Sorry this has taken me so long to write. My mama is doing a good job of spoiling us and the days are just flying by. We had a great time in Michigan and have had a chance to see almost everyone here in Minnesota The pups are enjoying their time too, an almost endless amount of playing fetch and lots of cuddling time.
Last Wednesday. We started off the morning at Children's Hospital in Minneapolis seeing their perinatal hospice nurse coordinator, Jody and a social worker from her office. This was the hardest part for me, going in to see people and talk about the day our baby is born and will most likely also die. Jody was phenomenal. She was a midwife at some point before she took this job so she really understood the birth process and also had experience with mama's and their anencephalic babies. Between Jody and the social worker they offered to help me find a doctor in New Orleans (through their hospice network) that will be willing to work with me as Sammy grows and the pregnancy progresses. They even offered to coach the doctor or midwife and whatever hospice group they can find! They will do this without charging us or our insurance - amazing. Before we left they gave us a little quilt that volunteers made for people utilizing the hospice services and a baby book designed by a mom who found commercial baby books didn't fit situations like ours.
We grabbed a quick lunch and headed to our second opinion appointment. The sonographer was great in a different way this time. She knew it was a second opinion appointment so she was able to talk us through the whole ultrasound explaining what she was doing...I have no frame of reference for situations different than ours, but for us spending that time watching Sammy wiggle and move was priceless. I get to feel him moving every day but to see him was just great. She took lots of pictures!
The doctor (Dr. E we'll call him) that we saw after the ultrasound was great. He had to be in his 70's somewhere, started delivering babies in the 1960's and had experience with delivering anencephalic babies. Dr. B explained that when the "good" ultrasound machines started being used around 1975 anencephaly was one of the first diagnoses doctors could confirm and Sammy is a pretty clear case of this. We then got to spend the rest of our time with the doctor asking about his experience with pregnancies and deliveries of other babies like Sammy.

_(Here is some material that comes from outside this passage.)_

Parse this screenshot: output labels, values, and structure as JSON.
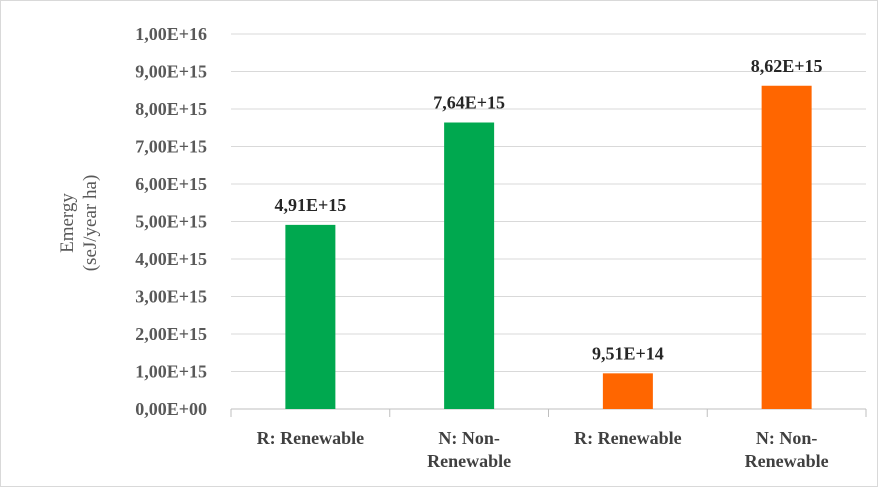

Next we went to see a genetic counselor. According to the doctors report from our first ultrasound in New Orleans, we had received genetic counseling. At some point during the doctors' explanation he mentioned it was not really genetically influenced and that was *apparently* the counseling. *thumbs down* So it was great to talk to a true genetic counselor about some of our concerns that the other doctors we had talked to could not or did not address.

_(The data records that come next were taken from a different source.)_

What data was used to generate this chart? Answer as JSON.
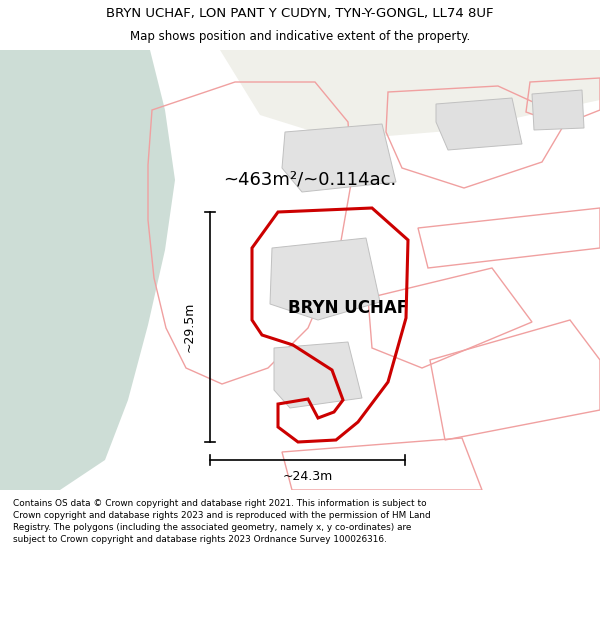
{
  "title_line1": "BRYN UCHAF, LON PANT Y CUDYN, TYN-Y-GONGL, LL74 8UF",
  "title_line2": "Map shows position and indicative extent of the property.",
  "label_property": "BRYN UCHAF",
  "label_area": "~463m²/~0.114ac.",
  "label_height": "~29.5m",
  "label_width": "~24.3m",
  "footer_text": "Contains OS data © Crown copyright and database right 2021. This information is subject to Crown copyright and database rights 2023 and is reproduced with the permission of HM Land Registry. The polygons (including the associated geometry, namely x, y co-ordinates) are subject to Crown copyright and database rights 2023 Ordnance Survey 100026316.",
  "bg_map_color": "#f5f5f0",
  "bg_green_color": "#cdddd6",
  "pink_color": "#f0a0a0",
  "red_color": "#cc0000",
  "building_fill": "#e0e0e0",
  "building_edge": "#c0c0c0",
  "title_fontsize": 9.5,
  "subtitle_fontsize": 8.5,
  "footer_fontsize": 6.4
}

Again I'll use bullet points to share the new information that we learned:
- Sammy is measuring right on track - 24 weeks at the time of the ultrasound, still growing (as is obvious by my growing belly) and everything except his brain is functioning normally.
- Sammy is camera shy! We couldn't get a good profile or face shot because he kept his hands and arms over his face. I was rolling all over on that table trying to get him to put his hands down or take his head out of my hip but nothing worked.
- Both Jody and the doctor agreed that in their experience organ donation just doesn't happen with anencephalic babies.
- Dr E has delivered anencephalic babies throughout his career. Mostly because back when he started they had little way of knowing anything was wrong with the baby until he/she was born. He said the pregnancy will mostly likely carry to term, Sammy may be smaller (5-6lbs) at birth, and he'll continue moving and kicking like any other baby before he's born.
- It seems there is no genetic testing needed? Unless we want extra piece of mind for future babies, they could do some testing after he's born...I'm still confused about this, it's not genetic but it could be? Genetics, poor diet, or siblings procreating will increase chances of anencephely...and chances of reoccurrence are 1% with a folic acid supplement (4-5g as opposed to the 800mg's that are in most prenatal vitamins) for 3-6 months before conception of future babies.
What's next? Return to New Orleans sometime this week. When we get back I'll start searching for a doctor or midwife in New Orleans and then a hospice group that can help us. Hopefully all that can be set up before I start back at school July 6th.
Personally, we're doing ok. I haven't looked up the stages of grief, I know there are around 5? Maybe? And from what I can tell they are not pyramid-like but rather more cyclical...at least I seem to be moving between sad and mad intermittently. I feel like in spite of all this we are able to enjoy introducing Sammy to family and feeling his movement. It's such an unreal experience
I heard this song today, for the first time in forever. I think I went to one of her concerts 8 or 9 years ago (makes me feel old to say that) and used to love this song. Of course it now takes on a whole new meaning and today it helped me get past some anger.
Ginny Owens - If you want me to - http://www.youtube.com/watch?v=QtNzOpKvPfw&feature=related
Thank you for walking with us through this, whether through prayers, emails, or phone calls, it means a lot to us.